Die Bremer Musikszene zeigt sich in diesem Jahr weniger taktvoll: Während die reisenden Stars mit oder ohne Weihnachtsbaum die Bilanzen des adventlichen Plattenumsatzes inventarisieren und sich für die phonstarken Angriffe des Frühjahres sammeln, machen die Bremer Macher Festivals, laut, subversiv, exotisch, gemein.

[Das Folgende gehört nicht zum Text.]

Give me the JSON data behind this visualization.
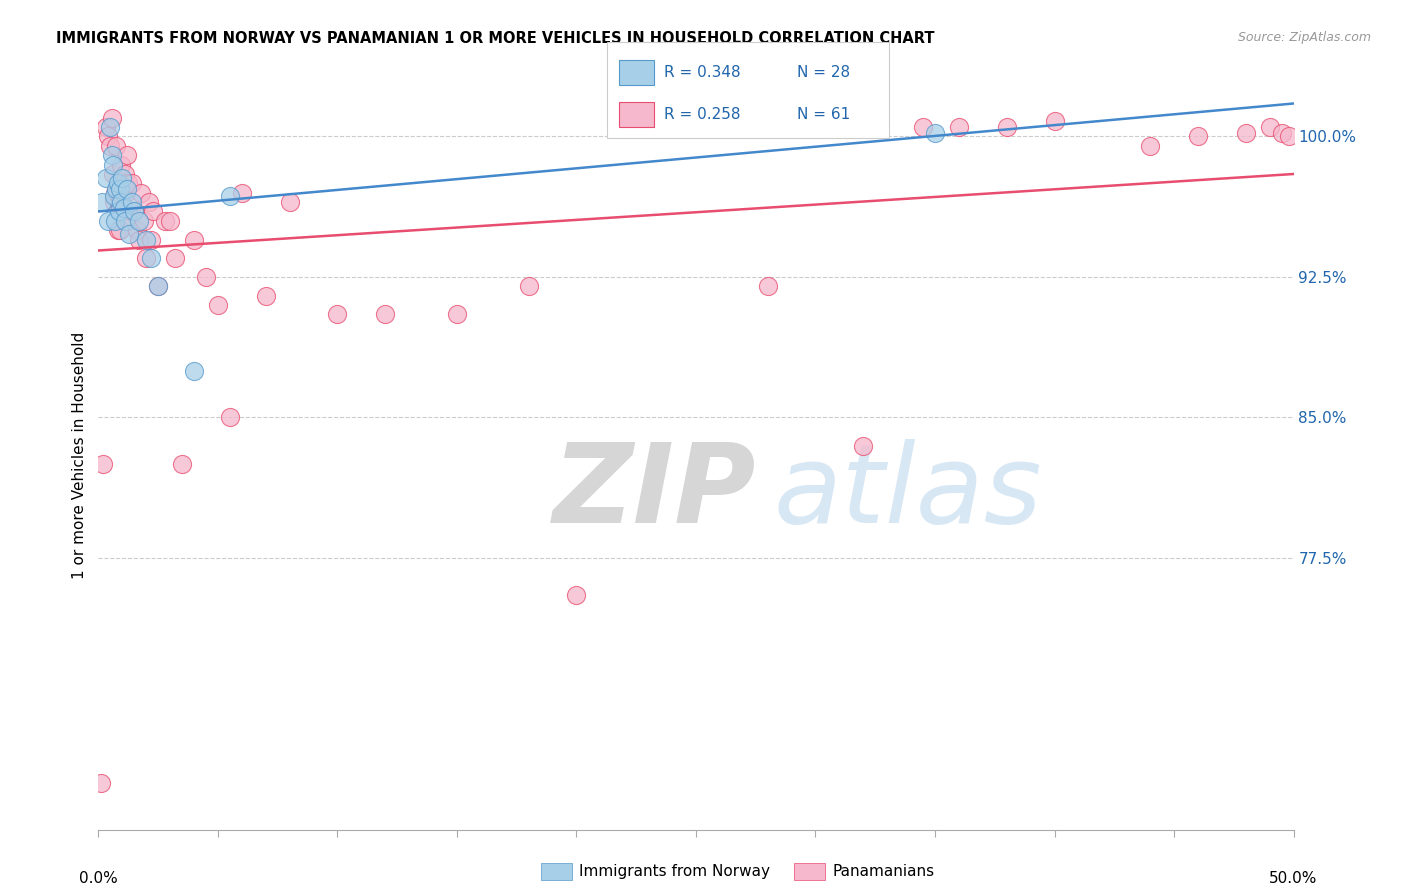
{
  "title": "IMMIGRANTS FROM NORWAY VS PANAMANIAN 1 OR MORE VEHICLES IN HOUSEHOLD CORRELATION CHART",
  "source": "Source: ZipAtlas.com",
  "ylabel": "1 or more Vehicles in Household",
  "xmin": 0.0,
  "xmax": 50.0,
  "ymin": 63.0,
  "ymax": 103.0,
  "legend_norway_r": "R = 0.348",
  "legend_norway_n": "N = 28",
  "legend_panama_r": "R = 0.258",
  "legend_panama_n": "N = 61",
  "legend_norway_label": "Immigrants from Norway",
  "legend_panama_label": "Panamanians",
  "norway_color": "#a8cfe8",
  "panama_color": "#f5b8cc",
  "norway_edge_color": "#5599cc",
  "panama_edge_color": "#e84c6e",
  "norway_line_color": "#4488cc",
  "panama_line_color": "#e84c6e",
  "legend_text_color": "#2166ac",
  "right_axis_color": "#2166ac",
  "grid_yticks": [
    77.5,
    85.0,
    92.5,
    100.0
  ],
  "right_ytick_labels": [
    "77.5%",
    "85.0%",
    "92.5%",
    "100.0%"
  ],
  "background_color": "#ffffff",
  "norway_x": [
    0.15,
    0.3,
    0.4,
    0.5,
    0.55,
    0.6,
    0.65,
    0.7,
    0.75,
    0.8,
    0.85,
    0.9,
    0.95,
    1.0,
    1.05,
    1.1,
    1.2,
    1.3,
    1.4,
    1.5,
    1.7,
    2.0,
    2.2,
    2.5,
    4.0,
    5.5,
    30.0,
    35.0
  ],
  "norway_y": [
    96.5,
    97.8,
    95.5,
    100.5,
    99.0,
    98.5,
    96.8,
    95.5,
    97.2,
    97.5,
    96.0,
    97.2,
    96.5,
    97.8,
    96.2,
    95.5,
    97.2,
    94.8,
    96.5,
    96.0,
    95.5,
    94.5,
    93.5,
    92.0,
    87.5,
    96.8,
    100.8,
    100.2
  ],
  "panama_x": [
    0.1,
    0.2,
    0.3,
    0.4,
    0.5,
    0.55,
    0.6,
    0.65,
    0.7,
    0.75,
    0.8,
    0.85,
    0.9,
    0.95,
    1.0,
    1.05,
    1.1,
    1.15,
    1.2,
    1.25,
    1.3,
    1.35,
    1.4,
    1.5,
    1.6,
    1.7,
    1.8,
    1.9,
    2.0,
    2.1,
    2.2,
    2.3,
    2.5,
    2.8,
    3.0,
    3.2,
    3.5,
    4.0,
    4.5,
    5.0,
    5.5,
    6.0,
    7.0,
    8.0,
    10.0,
    12.0,
    15.0,
    18.0,
    20.0,
    28.0,
    32.0,
    34.5,
    36.0,
    38.0,
    40.0,
    44.0,
    46.0,
    48.0,
    49.0,
    49.5,
    49.8
  ],
  "panama_y": [
    65.5,
    82.5,
    100.5,
    100.0,
    99.5,
    101.0,
    98.0,
    96.5,
    97.0,
    99.5,
    95.0,
    96.5,
    95.0,
    98.5,
    97.0,
    97.5,
    98.0,
    97.0,
    99.0,
    97.5,
    95.5,
    96.0,
    97.5,
    96.0,
    95.0,
    94.5,
    97.0,
    95.5,
    93.5,
    96.5,
    94.5,
    96.0,
    92.0,
    95.5,
    95.5,
    93.5,
    82.5,
    94.5,
    92.5,
    91.0,
    85.0,
    97.0,
    91.5,
    96.5,
    90.5,
    90.5,
    90.5,
    92.0,
    75.5,
    92.0,
    83.5,
    100.5,
    100.5,
    100.5,
    100.8,
    99.5,
    100.0,
    100.2,
    100.5,
    100.2,
    100.0
  ]
}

Der Schlachthof (est nomen omen?) tut sich da am ersten Weihnachtstag in gewohnt rüder Weise hervor: Holy Fuckin‘ Christmas Party nennen sie ihre Attacke auf unser wohlverdientes Ruhebedürfnis, und die Namen der Bands, die da auftreten, lassen in der Tat Schlimmes befürchten: Rumble Militia, Children of Riot, Poltergeist, Morgoth, Holy Moses. Und das Modernes, dessen Betreiber doch wahrlich genug Erfahrung mit dem nachbarlichen Bedürfnis nach stillen Nächten haben sammeln dürfen, läßt an jenem Tage gar Musiker unter seiner Kuppel auftreten, die mit europäischer Weihnacht wohl wenig am Hut haben: Fatala aus Guinea, Aja Addy und Chi-Kale aus Ghana. Ich kenne Edus und Heiners Weihnachtsfeiertagsgebet, gerichtet an die Fans: „Don't Do It On The Road“.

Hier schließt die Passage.